The latest news report stated that the Greek government had approved his extradition to Russia.
While all this sounds like the plot of a movie, it serves to illustrate the degree to which the world of crypto is unregulated. It only took one vigilante using his own blockchain forensics, and years of dedicated focus, to bring down an international cybercriminal.
Jonathan Levin was also one of the investigators of Mt. Gox, working on behalf of the exchange’s trustees. Levin went on to start Chainalysis, a blockchain forensics company, which provides software that can now undertake the kind of extensive blockchain analysis that Nilsson did by himself.
Blockchain Intelligence Group (BIG) provides a similar service. These companies are used by law enforcement agencies, but also by cryptocurrency businesses who see advantages in using blockchain forensics to screen customers.
Criminals are now finding other ways of obscuring their movements on the blockchain. Mixer services jumble together coins in an attempt to confuse the trail of individual transactions. Increasingly, criminals, such as those behind the WannaCry ransomware attack, are also using privacy coins such as Monero to increase their chances of remaining hidden.
WannaCry emerged in 2017. It was a global ransomware attack that exploited weaknesses in Microsoft Windows to encrypt all of the data in a users computer. Once the data was encrypted, the program demanded payment in Bitcoin to decrypt the data.
Microsoft quickly released patches, but by that time more than 200,000 computers had been affected across 150 countries. It hit hard. One estimate put economic losses at $4bn.
Although experts advised against paying the Bitcoin ransom demands, the WannaCry attack netted its architects some $140,000 in Bitcoin. The architects remain unidentified.

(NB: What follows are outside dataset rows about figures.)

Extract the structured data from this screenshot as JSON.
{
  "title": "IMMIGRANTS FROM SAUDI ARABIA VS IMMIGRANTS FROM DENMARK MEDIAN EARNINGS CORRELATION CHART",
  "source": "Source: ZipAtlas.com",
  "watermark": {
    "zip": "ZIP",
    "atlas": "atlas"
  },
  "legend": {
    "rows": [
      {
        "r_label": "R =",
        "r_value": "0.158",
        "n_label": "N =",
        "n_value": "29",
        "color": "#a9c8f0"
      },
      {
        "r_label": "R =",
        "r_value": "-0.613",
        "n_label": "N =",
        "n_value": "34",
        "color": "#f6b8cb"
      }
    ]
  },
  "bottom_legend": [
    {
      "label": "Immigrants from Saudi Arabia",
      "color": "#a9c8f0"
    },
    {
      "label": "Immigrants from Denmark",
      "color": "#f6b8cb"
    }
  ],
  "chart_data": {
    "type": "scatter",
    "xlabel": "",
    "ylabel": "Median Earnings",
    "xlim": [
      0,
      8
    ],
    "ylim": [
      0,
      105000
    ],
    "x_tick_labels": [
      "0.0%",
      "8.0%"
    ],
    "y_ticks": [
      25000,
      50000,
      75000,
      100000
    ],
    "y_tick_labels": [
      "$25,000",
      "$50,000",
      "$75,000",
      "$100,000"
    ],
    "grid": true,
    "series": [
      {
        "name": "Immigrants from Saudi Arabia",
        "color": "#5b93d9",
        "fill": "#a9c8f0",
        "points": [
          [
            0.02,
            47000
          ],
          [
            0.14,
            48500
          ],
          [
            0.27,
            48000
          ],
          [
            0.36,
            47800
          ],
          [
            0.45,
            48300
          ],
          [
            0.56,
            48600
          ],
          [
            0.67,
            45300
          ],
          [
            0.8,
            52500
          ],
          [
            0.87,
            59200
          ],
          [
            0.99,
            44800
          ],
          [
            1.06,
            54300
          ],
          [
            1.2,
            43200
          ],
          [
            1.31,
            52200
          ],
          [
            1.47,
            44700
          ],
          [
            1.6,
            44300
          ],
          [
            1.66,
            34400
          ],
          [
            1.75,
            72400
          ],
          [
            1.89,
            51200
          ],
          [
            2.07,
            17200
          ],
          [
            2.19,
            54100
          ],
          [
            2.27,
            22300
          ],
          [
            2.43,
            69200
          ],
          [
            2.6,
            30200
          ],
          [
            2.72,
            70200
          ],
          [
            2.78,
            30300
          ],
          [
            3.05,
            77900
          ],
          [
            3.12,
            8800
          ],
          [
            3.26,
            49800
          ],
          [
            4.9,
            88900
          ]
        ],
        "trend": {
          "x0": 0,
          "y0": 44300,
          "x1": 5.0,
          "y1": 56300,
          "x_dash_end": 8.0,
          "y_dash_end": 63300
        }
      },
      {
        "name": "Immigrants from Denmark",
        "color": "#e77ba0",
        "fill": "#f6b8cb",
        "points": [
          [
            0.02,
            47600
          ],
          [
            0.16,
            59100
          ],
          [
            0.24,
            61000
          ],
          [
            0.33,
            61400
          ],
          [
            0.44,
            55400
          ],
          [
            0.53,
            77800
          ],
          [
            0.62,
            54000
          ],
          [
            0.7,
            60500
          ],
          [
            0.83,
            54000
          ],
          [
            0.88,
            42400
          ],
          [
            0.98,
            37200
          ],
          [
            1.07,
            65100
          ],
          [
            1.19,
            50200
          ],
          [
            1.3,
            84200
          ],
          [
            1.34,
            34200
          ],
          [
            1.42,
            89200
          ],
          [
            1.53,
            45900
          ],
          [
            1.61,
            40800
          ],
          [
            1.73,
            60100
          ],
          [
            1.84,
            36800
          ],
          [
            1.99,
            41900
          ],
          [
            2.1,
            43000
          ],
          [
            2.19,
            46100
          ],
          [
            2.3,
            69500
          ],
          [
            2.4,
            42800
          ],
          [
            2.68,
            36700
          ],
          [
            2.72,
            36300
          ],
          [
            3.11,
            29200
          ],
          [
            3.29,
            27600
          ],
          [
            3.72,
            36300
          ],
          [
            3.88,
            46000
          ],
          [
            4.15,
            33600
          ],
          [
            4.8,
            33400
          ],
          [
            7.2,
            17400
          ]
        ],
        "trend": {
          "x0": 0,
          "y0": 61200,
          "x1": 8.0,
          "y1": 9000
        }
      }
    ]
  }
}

However, in August 2017, various sources reported movements of Bitcoins from the addresses associated with the attackers. They used Swiss company ShapeShift to convert the coins into Monero, meaning they will now likely never be found given the tight privacy around the use of Monero. ShapeShift has since taken steps to blacklist those addresses.
The WannaCry case shows that blockchain forensics, like any branch of forensics, is not infallible. However, like blockchain itself, blockchain forensics is still in its infancy. Of course, criminals will always find ever more creative ways to use cryptocurrencies for nefarious purposes. Hopefully, there will always be someone like Kim Nilsson, or companies like Chainalysis or BIG using blockchain forensics to seek them out.